Beyond those three, market participants increasingly track "supercore" services — core services excluding shelter — because it's a closer proxy for wage-driven inflation that the Fed believes it can influence with rate policy. A persistent supercore reading above 4% annualized tends to keep the Federal Reserve hawkish even when headline CPI is cooling. For deeper coverage, see our core CPI page and the CPI vs PPI comparison.
U.S. CPI — frequently asked questions
What is CPI-U?
CPI-U is the Consumer Price Index for All Urban Consumers. It covers about 93% of the U.S. population and is the headline CPI series used in most media coverage and economic analysis.
What is CPI-W?
CPI-W is the Consumer Price Index for Urban Wage Earners and Clerical Workers, covering about 29% of the population. The Social Security Administration uses CPI-W to calculate the annual cost-of-living adjustment for benefits.

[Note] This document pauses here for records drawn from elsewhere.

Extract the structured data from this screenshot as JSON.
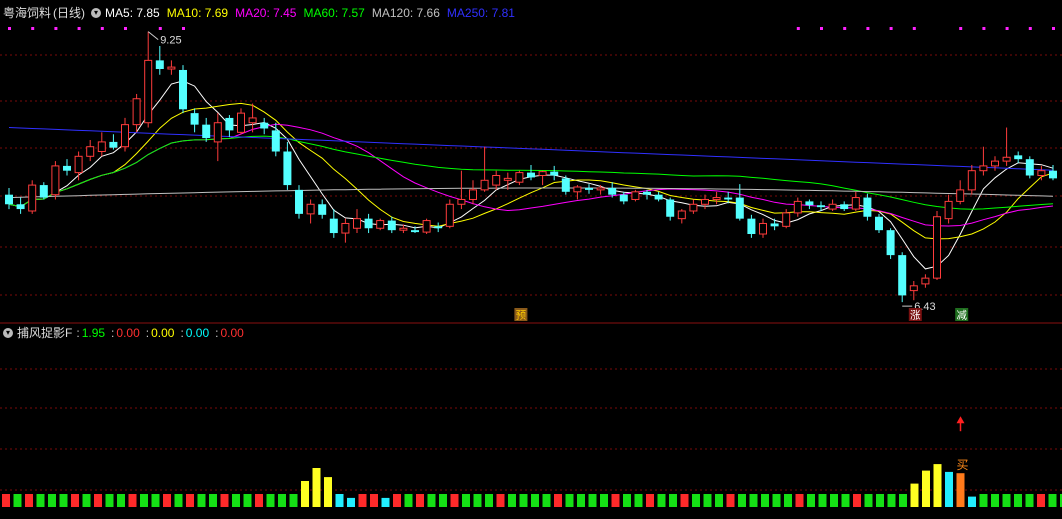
{
  "main_panel": {
    "stock_name": "粤海饲料",
    "period": "(日线)",
    "ma_legend": [
      {
        "label": "MA5: 7.85",
        "color": "#ffffff"
      },
      {
        "label": "MA10: 7.69",
        "color": "#ffff00"
      },
      {
        "label": "MA20: 7.45",
        "color": "#ff00ff"
      },
      {
        "label": "MA60: 7.57",
        "color": "#00ff00"
      },
      {
        "label": "MA120: 7.66",
        "color": "#c0c0c0"
      },
      {
        "label": "MA250: 7.81",
        "color": "#3030ff"
      }
    ],
    "high_label": "9.25",
    "low_label": "6.43",
    "markers": [
      {
        "text": "预",
        "index": 44,
        "bg": "#8a5a1a",
        "fg": "#ffcc00"
      },
      {
        "text": "涨",
        "index": 78,
        "bg": "#7a1010",
        "fg": "#ffffff"
      },
      {
        "text": "减",
        "index": 82,
        "bg": "#1f6e1f",
        "fg": "#ffffff"
      }
    ]
  },
  "sub_panel": {
    "indicator_name": "捕风捉影F",
    "values": [
      {
        "label": "1.95",
        "color": "#00ff00"
      },
      {
        "label": "0.00",
        "color": "#ff3030"
      },
      {
        "label": "0.00",
        "color": "#ffff00"
      },
      {
        "label": "0.00",
        "color": "#00ffff"
      },
      {
        "label": "0.00",
        "color": "#ff3030"
      }
    ],
    "buy_label": "买"
  },
  "chart_data": [
    {
      "type": "candlestick",
      "ohlc": [
        [
          7.55,
          7.62,
          7.4,
          7.45
        ],
        [
          7.45,
          7.52,
          7.35,
          7.4
        ],
        [
          7.38,
          7.7,
          7.35,
          7.65
        ],
        [
          7.65,
          7.68,
          7.5,
          7.52
        ],
        [
          7.55,
          7.9,
          7.5,
          7.85
        ],
        [
          7.85,
          7.92,
          7.75,
          7.8
        ],
        [
          7.78,
          8.0,
          7.7,
          7.95
        ],
        [
          7.95,
          8.12,
          7.9,
          8.05
        ],
        [
          8.0,
          8.2,
          7.95,
          8.1
        ],
        [
          8.1,
          8.18,
          8.02,
          8.04
        ],
        [
          8.05,
          8.35,
          8.0,
          8.28
        ],
        [
          8.28,
          8.6,
          8.2,
          8.55
        ],
        [
          8.3,
          9.25,
          8.25,
          8.95
        ],
        [
          8.95,
          9.1,
          8.8,
          8.86
        ],
        [
          8.86,
          8.95,
          8.8,
          8.88
        ],
        [
          8.85,
          8.9,
          8.4,
          8.44
        ],
        [
          8.4,
          8.45,
          8.2,
          8.28
        ],
        [
          8.28,
          8.35,
          8.1,
          8.14
        ],
        [
          8.1,
          8.4,
          7.9,
          8.3
        ],
        [
          8.35,
          8.38,
          8.15,
          8.22
        ],
        [
          8.2,
          8.45,
          8.18,
          8.4
        ],
        [
          8.3,
          8.5,
          8.2,
          8.35
        ],
        [
          8.3,
          8.35,
          8.18,
          8.24
        ],
        [
          8.22,
          8.3,
          7.95,
          8.0
        ],
        [
          8.0,
          8.1,
          7.6,
          7.65
        ],
        [
          7.6,
          7.65,
          7.3,
          7.35
        ],
        [
          7.35,
          7.5,
          7.25,
          7.45
        ],
        [
          7.45,
          7.5,
          7.3,
          7.34
        ],
        [
          7.3,
          7.4,
          7.1,
          7.15
        ],
        [
          7.15,
          7.3,
          7.05,
          7.25
        ],
        [
          7.2,
          7.4,
          7.15,
          7.3
        ],
        [
          7.3,
          7.35,
          7.15,
          7.2
        ],
        [
          7.2,
          7.3,
          7.18,
          7.28
        ],
        [
          7.28,
          7.32,
          7.15,
          7.18
        ],
        [
          7.18,
          7.24,
          7.15,
          7.2
        ],
        [
          7.18,
          7.22,
          7.15,
          7.16
        ],
        [
          7.16,
          7.3,
          7.14,
          7.28
        ],
        [
          7.22,
          7.26,
          7.16,
          7.2
        ],
        [
          7.22,
          7.5,
          7.2,
          7.45
        ],
        [
          7.45,
          7.8,
          7.4,
          7.5
        ],
        [
          7.5,
          7.7,
          7.45,
          7.6
        ],
        [
          7.6,
          8.05,
          7.58,
          7.7
        ],
        [
          7.65,
          7.8,
          7.6,
          7.75
        ],
        [
          7.7,
          7.78,
          7.6,
          7.72
        ],
        [
          7.68,
          7.8,
          7.65,
          7.78
        ],
        [
          7.78,
          7.86,
          7.7,
          7.73
        ],
        [
          7.75,
          7.8,
          7.65,
          7.79
        ],
        [
          7.79,
          7.85,
          7.7,
          7.75
        ],
        [
          7.72,
          7.75,
          7.55,
          7.58
        ],
        [
          7.58,
          7.65,
          7.5,
          7.63
        ],
        [
          7.62,
          7.66,
          7.56,
          7.6
        ],
        [
          7.6,
          7.65,
          7.55,
          7.62
        ],
        [
          7.62,
          7.68,
          7.52,
          7.55
        ],
        [
          7.55,
          7.58,
          7.45,
          7.48
        ],
        [
          7.5,
          7.6,
          7.48,
          7.58
        ],
        [
          7.58,
          7.6,
          7.5,
          7.55
        ],
        [
          7.55,
          7.58,
          7.48,
          7.5
        ],
        [
          7.5,
          7.52,
          7.28,
          7.32
        ],
        [
          7.3,
          7.4,
          7.25,
          7.38
        ],
        [
          7.38,
          7.5,
          7.35,
          7.45
        ],
        [
          7.45,
          7.55,
          7.4,
          7.5
        ],
        [
          7.5,
          7.58,
          7.45,
          7.52
        ],
        [
          7.52,
          7.58,
          7.46,
          7.5
        ],
        [
          7.52,
          7.66,
          7.28,
          7.3
        ],
        [
          7.3,
          7.34,
          7.1,
          7.14
        ],
        [
          7.14,
          7.3,
          7.1,
          7.25
        ],
        [
          7.25,
          7.3,
          7.18,
          7.22
        ],
        [
          7.22,
          7.4,
          7.2,
          7.36
        ],
        [
          7.36,
          7.52,
          7.32,
          7.48
        ],
        [
          7.48,
          7.5,
          7.4,
          7.44
        ],
        [
          7.44,
          7.48,
          7.38,
          7.42
        ],
        [
          7.4,
          7.5,
          7.38,
          7.45
        ],
        [
          7.45,
          7.48,
          7.38,
          7.4
        ],
        [
          7.4,
          7.58,
          7.38,
          7.52
        ],
        [
          7.52,
          7.56,
          7.28,
          7.32
        ],
        [
          7.32,
          7.35,
          7.15,
          7.18
        ],
        [
          7.18,
          7.2,
          6.88,
          6.92
        ],
        [
          6.92,
          6.95,
          6.43,
          6.5
        ],
        [
          6.55,
          6.65,
          6.45,
          6.6
        ],
        [
          6.62,
          6.72,
          6.58,
          6.68
        ],
        [
          6.68,
          7.38,
          6.66,
          7.32
        ],
        [
          7.3,
          7.55,
          7.25,
          7.48
        ],
        [
          7.48,
          7.7,
          7.45,
          7.6
        ],
        [
          7.6,
          7.86,
          7.55,
          7.8
        ],
        [
          7.8,
          8.05,
          7.75,
          7.85
        ],
        [
          7.85,
          7.95,
          7.8,
          7.9
        ],
        [
          7.9,
          8.25,
          7.85,
          7.94
        ],
        [
          7.96,
          8.0,
          7.88,
          7.92
        ],
        [
          7.92,
          7.95,
          7.72,
          7.75
        ],
        [
          7.75,
          7.85,
          7.7,
          7.8
        ],
        [
          7.8,
          7.86,
          7.7,
          7.72
        ]
      ],
      "high_label": "9.25",
      "low_label": "6.43"
    },
    {
      "type": "bar",
      "title": "捕风捉影F",
      "bar_colors": [
        "r",
        "g",
        "r",
        "g",
        "g",
        "g",
        "r",
        "g",
        "r",
        "g",
        "g",
        "r",
        "g",
        "g",
        "r",
        "g",
        "r",
        "g",
        "g",
        "r",
        "g",
        "g",
        "r",
        "g",
        "g",
        "g",
        "y",
        "y",
        "y",
        "c",
        "c",
        "r",
        "r",
        "c",
        "r",
        "g",
        "r",
        "g",
        "g",
        "r",
        "g",
        "g",
        "g",
        "r",
        "g",
        "g",
        "g",
        "g",
        "r",
        "g",
        "g",
        "g",
        "g",
        "r",
        "g",
        "g",
        "r",
        "g",
        "g",
        "r",
        "g",
        "g",
        "g",
        "r",
        "g",
        "g",
        "g",
        "g",
        "g",
        "r",
        "g",
        "g",
        "g",
        "g",
        "r",
        "g",
        "g",
        "g",
        "g",
        "y",
        "y",
        "y",
        "c",
        "o",
        "c",
        "g",
        "g",
        "g",
        "g",
        "g",
        "r",
        "g",
        "g",
        "g",
        "r",
        "g",
        "g",
        "r",
        "g"
      ],
      "bar_heights": [
        1,
        1,
        1,
        1,
        1,
        1,
        1,
        1,
        1,
        1,
        1,
        1,
        1,
        1,
        1,
        1,
        1,
        1,
        1,
        1,
        1,
        1,
        1,
        1,
        1,
        1,
        2,
        3,
        2.3,
        1,
        0.7,
        1,
        1,
        0.7,
        1,
        1,
        1,
        1,
        1,
        1,
        1,
        1,
        1,
        1,
        1,
        1,
        1,
        1,
        1,
        1,
        1,
        1,
        1,
        1,
        1,
        1,
        1,
        1,
        1,
        1,
        1,
        1,
        1,
        1,
        1,
        1,
        1,
        1,
        1,
        1,
        1,
        1,
        1,
        1,
        1,
        1,
        1,
        1,
        1,
        1.8,
        2.8,
        3.3,
        2.7,
        2.6,
        0.8,
        1,
        1,
        1,
        1,
        1,
        1,
        1,
        1,
        1,
        1,
        1,
        1,
        1,
        1
      ]
    }
  ]
}
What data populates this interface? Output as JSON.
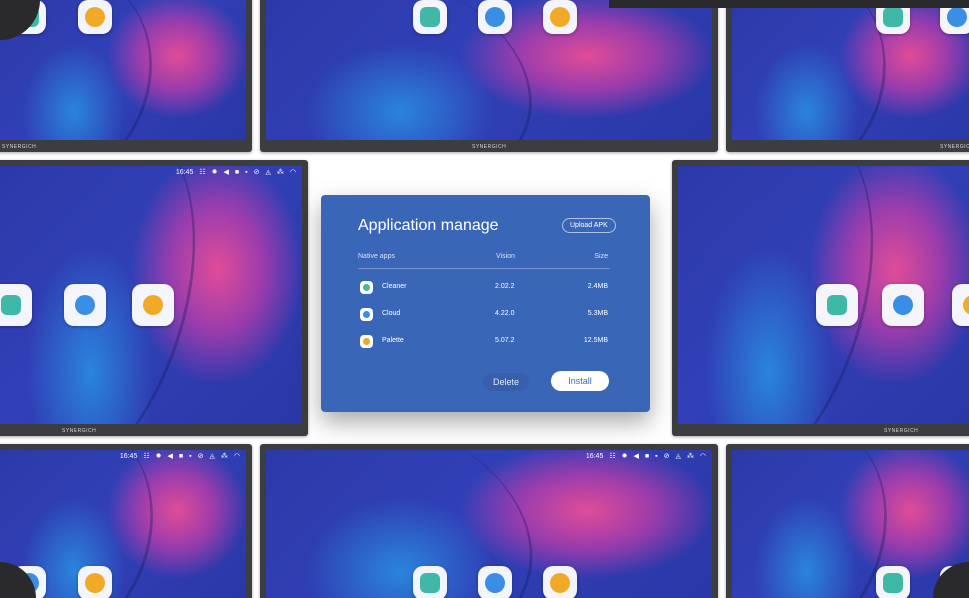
{
  "brand": "SYNERGICH",
  "status": {
    "time": "16:45",
    "icons": [
      "sliders-icon",
      "brightness-icon",
      "volume-icon",
      "camera-icon",
      "record-icon",
      "screenshot-icon",
      "network-icon",
      "share-icon",
      "wifi-icon"
    ]
  },
  "apps": [
    {
      "name": "Cleaner",
      "icon": "cleaner-icon",
      "color": "#3fb8a8"
    },
    {
      "name": "Cloud",
      "icon": "cloud-upload-icon",
      "color": "#3b8ee6"
    },
    {
      "name": "Palette",
      "icon": "palette-icon",
      "color": "#f1a928"
    }
  ],
  "dialog": {
    "title": "Application manage",
    "upload_label": "Upload APK",
    "columns": {
      "name": "Native apps",
      "version": "Vision",
      "size": "Size"
    },
    "rows": [
      {
        "name": "Cleaner",
        "version": "2.02.2",
        "size": "2.4MB",
        "color": "#3fb8a8"
      },
      {
        "name": "Cloud",
        "version": "4.22.0",
        "size": "5.3MB",
        "color": "#3b8ee6"
      },
      {
        "name": "Palette",
        "version": "5.07.2",
        "size": "12.5MB",
        "color": "#f1a928"
      }
    ],
    "delete_label": "Delete",
    "install_label": "Install"
  }
}
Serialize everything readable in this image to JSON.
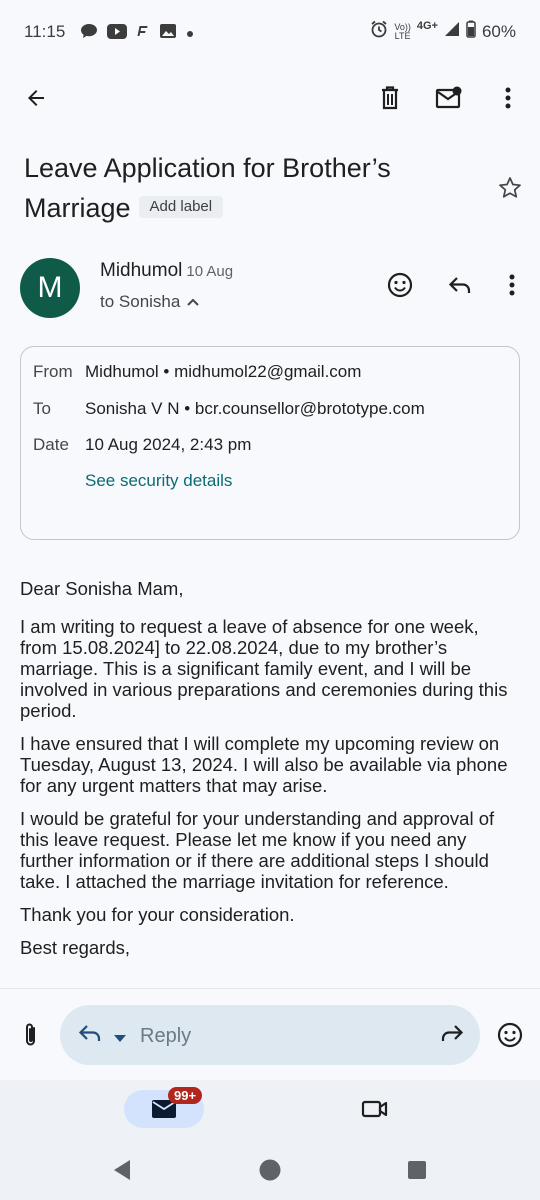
{
  "status_bar": {
    "time": "11:15",
    "battery": "60%",
    "network": "4G+",
    "volte": "Vo))\nLTE"
  },
  "subject": {
    "title": "Leave Application for Brother’s Marriage",
    "add_label": "Add label"
  },
  "sender": {
    "initial": "M",
    "name": "Midhumol",
    "date": "10 Aug",
    "recipient": "to Sonisha",
    "avatar_color": "#0f5a49"
  },
  "details": {
    "from_label": "From",
    "from_value": "Midhumol • midhumol22@gmail.com",
    "to_label": "To",
    "to_value": "Sonisha V N • bcr.counsellor@brototype.com",
    "date_label": "Date",
    "date_value": "10 Aug 2024, 2:43 pm",
    "security_link": "See security details"
  },
  "body": {
    "greeting": "Dear Sonisha Mam,",
    "para1": "I am writing to request a leave of absence for one week, from 15.08.2024] to 22.08.2024, due to my brother’s marriage. This is a significant family event, and I will be involved in various preparations and ceremonies during this period.",
    "para2": "I have ensured that I will complete my upcoming review on Tuesday, August 13, 2024. I will also be available via phone for any urgent matters that may arise.",
    "para3": "I would be grateful for your understanding and approval of this leave request. Please let me know if you need any further information or if there are additional steps I should take. I attached the marriage invitation for reference.",
    "thanks": "Thank you for your consideration.",
    "closing": "Best regards,"
  },
  "reply": {
    "placeholder": "Reply"
  },
  "bottom_nav": {
    "mail_badge": "99+"
  }
}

What is the CPI base period?
The standard CPI reference base is 1982 to 1984, where the average index level equals 100. So a current reading of 310 means urban consumer prices have roughly tripled since the early 1980s.
When is CPI released?
The BLS releases CPI at 8:30 a.m. Eastern Time, typically in the second or third week of each month, covering the prior month's data. The full release schedule is published a year in advance.
Does CPI get revised?
The not-seasonally-adjusted CPI series is never revised after publication. Seasonally adjusted figures are revised annually each February, when five years of seasonal factors are updated.
What is C-CPI-U?
The Chained CPI for All Urban Consumers uses a formula that accounts for consumer substitution between products as relative prices change. It typically rises slightly more slowly than CPI-U and has been used for federal tax-bracket indexing since 2018.